The buyout of Tata-led South African telecom company Neotel by Vodacom, if it goes through, will lead to job cuts, and do little to reduce the digital divide, country’s Wireless industry body WAPA has said.
Last week, British major Vodafone’s South African subsidiary Vodacom had said that it has entered into exclusive discussions regarding a potential acquisition of Neotel, controlled by Tata Communications.
Subodh Bhargava, Chairman of Tata Communications that holds 68.5 per cent stake in Neotel - South Africa’s second-biggest fixed-line phone operator - confirmed that the companies are in talks.
In a statement, Wireless Access Providers’ Association (WAPA), the self-regulatory body for the industry, said the takeover would stifle competition, lead to job cuts, and do little to reduce the digital divide that it believes should be South Africa’s top priority with regard to broadband.
WAPA said it had seen an increase in membership exceeding 25 per cent per year, as smaller operators seize the gap created in the broadband market, particularly with respect to last-mile access.
“The growth in smaller operators is good for the customer and good for the country,” WAPA Chairperson Christopher Geerdts said.
“It increases competition, creates jobs and drives rural broadband penetration.
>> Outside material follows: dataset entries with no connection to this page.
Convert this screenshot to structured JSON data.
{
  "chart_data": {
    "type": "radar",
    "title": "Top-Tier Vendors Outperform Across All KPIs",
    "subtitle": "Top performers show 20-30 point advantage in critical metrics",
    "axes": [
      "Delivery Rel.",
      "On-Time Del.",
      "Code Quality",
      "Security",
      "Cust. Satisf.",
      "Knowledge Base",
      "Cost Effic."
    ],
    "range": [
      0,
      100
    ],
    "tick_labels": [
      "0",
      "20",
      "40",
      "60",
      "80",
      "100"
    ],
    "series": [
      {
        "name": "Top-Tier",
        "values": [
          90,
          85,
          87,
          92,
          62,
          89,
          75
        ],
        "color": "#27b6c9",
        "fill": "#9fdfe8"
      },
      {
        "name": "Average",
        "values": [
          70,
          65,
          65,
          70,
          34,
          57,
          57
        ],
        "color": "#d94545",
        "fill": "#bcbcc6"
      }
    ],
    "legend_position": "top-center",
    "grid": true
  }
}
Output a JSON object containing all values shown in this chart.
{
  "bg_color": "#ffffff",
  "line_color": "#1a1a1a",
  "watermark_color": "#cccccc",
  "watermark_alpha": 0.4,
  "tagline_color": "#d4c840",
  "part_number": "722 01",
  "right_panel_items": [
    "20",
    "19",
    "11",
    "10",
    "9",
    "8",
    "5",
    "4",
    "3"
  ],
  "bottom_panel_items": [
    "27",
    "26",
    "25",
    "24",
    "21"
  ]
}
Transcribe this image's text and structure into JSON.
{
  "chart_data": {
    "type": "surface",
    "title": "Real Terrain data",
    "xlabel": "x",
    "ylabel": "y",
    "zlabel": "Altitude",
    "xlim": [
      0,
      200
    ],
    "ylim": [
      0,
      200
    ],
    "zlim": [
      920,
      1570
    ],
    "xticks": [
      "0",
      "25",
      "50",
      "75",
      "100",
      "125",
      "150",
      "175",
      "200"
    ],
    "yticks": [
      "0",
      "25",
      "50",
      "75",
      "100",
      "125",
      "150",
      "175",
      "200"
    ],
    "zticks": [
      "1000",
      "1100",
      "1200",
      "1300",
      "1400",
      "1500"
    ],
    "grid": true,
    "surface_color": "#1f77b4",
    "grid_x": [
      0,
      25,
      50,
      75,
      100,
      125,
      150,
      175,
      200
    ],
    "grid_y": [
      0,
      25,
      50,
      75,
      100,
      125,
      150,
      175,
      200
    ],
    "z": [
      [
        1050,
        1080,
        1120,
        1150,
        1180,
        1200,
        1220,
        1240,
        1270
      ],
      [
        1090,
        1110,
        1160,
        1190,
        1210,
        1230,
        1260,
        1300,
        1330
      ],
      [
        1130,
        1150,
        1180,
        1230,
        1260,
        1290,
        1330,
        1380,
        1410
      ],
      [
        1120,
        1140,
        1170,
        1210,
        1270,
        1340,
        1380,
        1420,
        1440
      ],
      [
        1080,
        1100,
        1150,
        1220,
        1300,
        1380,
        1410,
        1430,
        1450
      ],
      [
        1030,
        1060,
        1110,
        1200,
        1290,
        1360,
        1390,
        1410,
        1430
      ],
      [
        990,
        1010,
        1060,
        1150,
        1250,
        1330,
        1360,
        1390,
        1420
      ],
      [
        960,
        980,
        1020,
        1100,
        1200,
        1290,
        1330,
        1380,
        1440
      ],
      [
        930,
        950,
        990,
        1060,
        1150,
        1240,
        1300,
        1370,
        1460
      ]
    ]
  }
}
Larger operators tend to cut jobs and cherry-pick customers in the most lucrative suburbs and business parks.”
WAPA believes that South Africa needs to build up a complementary strategy where large and small players coexist and play to their strengths, the statement said.
In addition, operators with a national backbone need to provide truly neutral and open wholesale services so as to open the market to competition, it added.
WAPA said many of its members enjoyed an excellent relationship with Neotel, which has proven that strong, wholesale providers with a commitment to rural rollout can complement smaller operators with existing presence and experience in those areas.
“WAPA’s concern is that Vodacom’s influence will dampen these gains achieved, severely limit open wholesale access and set back rather than increase competition and consumer choice,” concluded Geerdts.
The deal is reportedly valued at $500 million (Rs about Rs 3,130 crore) but the companies have not mentioned an amount so far.